Most species form large aggregations called fish spawning aggregations (FSA) which typically occur during specific times of the year. Each species has a unique time of the year and specific location to aggregate until they spawn, and at some locations various grouper species can overlap. During these FSAs, groupers will release their eggs and sperm high into the water column where they are fertilized and carried by the ocean currents. These reproductive outputs are extremely important to grouper population replenishment and resilience, as it represents the only opportunity that for the grouper to contribute to the next generation.

Why are groupers so important to the marine ecosystem?

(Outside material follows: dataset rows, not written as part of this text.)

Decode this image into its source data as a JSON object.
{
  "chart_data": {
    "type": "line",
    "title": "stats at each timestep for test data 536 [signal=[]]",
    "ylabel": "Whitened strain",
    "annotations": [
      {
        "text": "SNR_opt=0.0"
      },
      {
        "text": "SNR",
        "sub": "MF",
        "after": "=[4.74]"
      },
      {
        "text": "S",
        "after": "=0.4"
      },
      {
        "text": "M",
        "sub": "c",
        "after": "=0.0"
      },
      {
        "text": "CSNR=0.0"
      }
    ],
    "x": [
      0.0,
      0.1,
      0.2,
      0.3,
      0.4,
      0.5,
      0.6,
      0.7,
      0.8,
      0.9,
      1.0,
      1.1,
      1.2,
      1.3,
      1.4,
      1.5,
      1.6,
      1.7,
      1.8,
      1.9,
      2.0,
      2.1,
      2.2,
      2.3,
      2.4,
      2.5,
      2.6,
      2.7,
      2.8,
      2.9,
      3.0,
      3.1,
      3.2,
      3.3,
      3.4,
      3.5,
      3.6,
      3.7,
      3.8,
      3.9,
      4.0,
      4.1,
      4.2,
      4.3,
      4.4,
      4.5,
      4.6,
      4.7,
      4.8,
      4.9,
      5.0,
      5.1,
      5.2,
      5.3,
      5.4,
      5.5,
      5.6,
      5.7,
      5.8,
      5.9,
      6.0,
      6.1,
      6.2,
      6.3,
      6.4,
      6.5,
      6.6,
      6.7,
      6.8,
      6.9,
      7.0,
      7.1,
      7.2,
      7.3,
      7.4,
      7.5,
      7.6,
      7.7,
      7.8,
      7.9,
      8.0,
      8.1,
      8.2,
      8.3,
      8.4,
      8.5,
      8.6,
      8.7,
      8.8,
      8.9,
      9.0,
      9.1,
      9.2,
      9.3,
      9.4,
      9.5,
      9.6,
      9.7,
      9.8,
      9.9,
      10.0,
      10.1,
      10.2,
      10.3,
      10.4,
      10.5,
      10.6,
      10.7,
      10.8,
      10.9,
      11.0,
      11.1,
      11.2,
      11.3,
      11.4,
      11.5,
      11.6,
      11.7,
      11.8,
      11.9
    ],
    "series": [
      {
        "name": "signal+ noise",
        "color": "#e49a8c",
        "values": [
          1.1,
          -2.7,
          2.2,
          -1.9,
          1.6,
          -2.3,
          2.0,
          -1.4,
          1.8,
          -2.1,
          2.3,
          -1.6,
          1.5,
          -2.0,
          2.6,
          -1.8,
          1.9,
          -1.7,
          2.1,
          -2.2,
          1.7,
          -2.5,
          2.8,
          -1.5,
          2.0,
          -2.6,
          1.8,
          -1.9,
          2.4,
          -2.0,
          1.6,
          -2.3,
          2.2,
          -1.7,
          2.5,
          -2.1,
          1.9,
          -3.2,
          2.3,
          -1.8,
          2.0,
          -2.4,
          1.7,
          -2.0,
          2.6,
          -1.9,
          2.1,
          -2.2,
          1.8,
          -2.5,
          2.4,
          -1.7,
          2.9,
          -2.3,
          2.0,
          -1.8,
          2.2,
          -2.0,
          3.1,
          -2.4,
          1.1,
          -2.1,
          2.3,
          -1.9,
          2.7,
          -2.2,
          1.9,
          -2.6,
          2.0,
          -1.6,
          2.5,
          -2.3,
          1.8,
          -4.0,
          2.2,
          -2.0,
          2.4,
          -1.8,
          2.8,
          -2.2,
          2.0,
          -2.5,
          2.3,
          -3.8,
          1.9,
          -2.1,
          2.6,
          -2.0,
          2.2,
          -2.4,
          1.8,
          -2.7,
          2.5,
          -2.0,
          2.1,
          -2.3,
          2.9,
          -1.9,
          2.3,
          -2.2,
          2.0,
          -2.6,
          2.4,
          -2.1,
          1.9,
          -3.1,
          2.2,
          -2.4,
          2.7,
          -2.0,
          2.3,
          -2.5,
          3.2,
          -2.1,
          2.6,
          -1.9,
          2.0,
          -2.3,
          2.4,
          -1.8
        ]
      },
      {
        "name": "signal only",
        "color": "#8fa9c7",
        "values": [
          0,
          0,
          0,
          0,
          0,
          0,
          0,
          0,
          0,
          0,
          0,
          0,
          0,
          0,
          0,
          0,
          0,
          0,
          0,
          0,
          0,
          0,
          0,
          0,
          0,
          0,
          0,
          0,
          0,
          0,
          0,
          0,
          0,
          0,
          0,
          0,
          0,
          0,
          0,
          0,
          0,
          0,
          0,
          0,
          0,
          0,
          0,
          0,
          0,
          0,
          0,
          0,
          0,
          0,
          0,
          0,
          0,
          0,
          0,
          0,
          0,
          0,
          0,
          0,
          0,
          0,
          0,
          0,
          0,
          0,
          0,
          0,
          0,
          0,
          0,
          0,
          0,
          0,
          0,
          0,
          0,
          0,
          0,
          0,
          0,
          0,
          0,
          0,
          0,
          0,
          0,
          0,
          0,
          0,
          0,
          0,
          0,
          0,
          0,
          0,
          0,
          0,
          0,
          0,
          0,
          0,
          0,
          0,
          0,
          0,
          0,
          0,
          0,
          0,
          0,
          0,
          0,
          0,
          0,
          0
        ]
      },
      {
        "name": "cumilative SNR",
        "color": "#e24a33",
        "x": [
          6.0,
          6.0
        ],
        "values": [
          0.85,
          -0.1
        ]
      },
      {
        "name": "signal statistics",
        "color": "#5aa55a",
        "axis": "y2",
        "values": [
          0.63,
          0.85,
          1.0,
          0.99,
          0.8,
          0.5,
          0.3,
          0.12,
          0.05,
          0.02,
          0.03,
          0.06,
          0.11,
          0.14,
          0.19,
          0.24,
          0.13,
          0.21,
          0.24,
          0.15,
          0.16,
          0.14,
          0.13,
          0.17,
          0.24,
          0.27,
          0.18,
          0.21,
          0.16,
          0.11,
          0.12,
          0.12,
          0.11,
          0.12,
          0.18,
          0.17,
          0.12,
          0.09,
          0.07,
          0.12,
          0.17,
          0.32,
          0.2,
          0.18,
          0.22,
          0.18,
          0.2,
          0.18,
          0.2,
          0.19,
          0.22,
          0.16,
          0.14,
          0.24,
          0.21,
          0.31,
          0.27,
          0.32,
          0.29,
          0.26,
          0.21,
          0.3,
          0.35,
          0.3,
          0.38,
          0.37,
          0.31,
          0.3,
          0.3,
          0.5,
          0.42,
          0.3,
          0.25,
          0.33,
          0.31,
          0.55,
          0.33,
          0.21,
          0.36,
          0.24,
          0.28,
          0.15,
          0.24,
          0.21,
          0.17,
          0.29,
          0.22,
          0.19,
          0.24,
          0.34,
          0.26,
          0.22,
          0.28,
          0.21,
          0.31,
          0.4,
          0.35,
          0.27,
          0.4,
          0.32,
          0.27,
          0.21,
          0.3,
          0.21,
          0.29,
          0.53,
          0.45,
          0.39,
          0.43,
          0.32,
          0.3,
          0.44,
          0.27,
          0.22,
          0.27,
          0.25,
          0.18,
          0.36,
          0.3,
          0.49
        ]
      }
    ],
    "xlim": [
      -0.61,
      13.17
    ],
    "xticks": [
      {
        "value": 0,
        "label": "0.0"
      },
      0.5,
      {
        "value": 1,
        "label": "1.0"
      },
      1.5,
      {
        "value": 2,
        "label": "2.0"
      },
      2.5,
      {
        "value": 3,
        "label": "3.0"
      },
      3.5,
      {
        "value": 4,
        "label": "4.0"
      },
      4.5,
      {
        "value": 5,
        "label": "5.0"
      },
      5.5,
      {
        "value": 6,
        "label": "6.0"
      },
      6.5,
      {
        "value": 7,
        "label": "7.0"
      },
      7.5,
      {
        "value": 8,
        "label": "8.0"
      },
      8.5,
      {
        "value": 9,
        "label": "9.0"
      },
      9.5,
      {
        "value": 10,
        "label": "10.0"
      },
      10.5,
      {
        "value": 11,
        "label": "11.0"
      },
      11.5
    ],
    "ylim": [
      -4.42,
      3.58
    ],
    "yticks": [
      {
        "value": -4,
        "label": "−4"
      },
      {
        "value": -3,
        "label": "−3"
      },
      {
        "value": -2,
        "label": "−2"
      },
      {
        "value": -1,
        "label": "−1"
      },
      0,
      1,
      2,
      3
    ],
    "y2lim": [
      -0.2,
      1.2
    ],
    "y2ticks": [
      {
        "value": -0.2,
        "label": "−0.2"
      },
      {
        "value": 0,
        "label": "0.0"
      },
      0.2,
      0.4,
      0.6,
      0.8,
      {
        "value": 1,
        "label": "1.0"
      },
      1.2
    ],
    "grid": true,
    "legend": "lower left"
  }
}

Groupers perform a key ecological function as reef predators. This means that they exert a top-down control on some of the components of the marine food web and as a result they help maintain optimal populations of fish that they consume. If these predators vanish, then the lower trophic level fish and organisms can grow and expand out of control which can alter the delicate balance of the food web. This maintains other populations in evolutionary and ecological balance in ecosystems that are productive and can rebound from natural events.

Are there other grouper species besides those featured on this website that I could see or catch in Puerto Rico?

Yes! We have featured what we call “coral reef groupers” which are those associated with shallow (0-30m/100ft) coral reef systems and commonly encountered by fishers, divers and spearfishers. But there are also a few rarer species like the , Comb and Mutton Hamlet in associated habitats as well as deeper water  grouper species like the Misty, Marbled, Snowy, Red and Yellowedge grouper.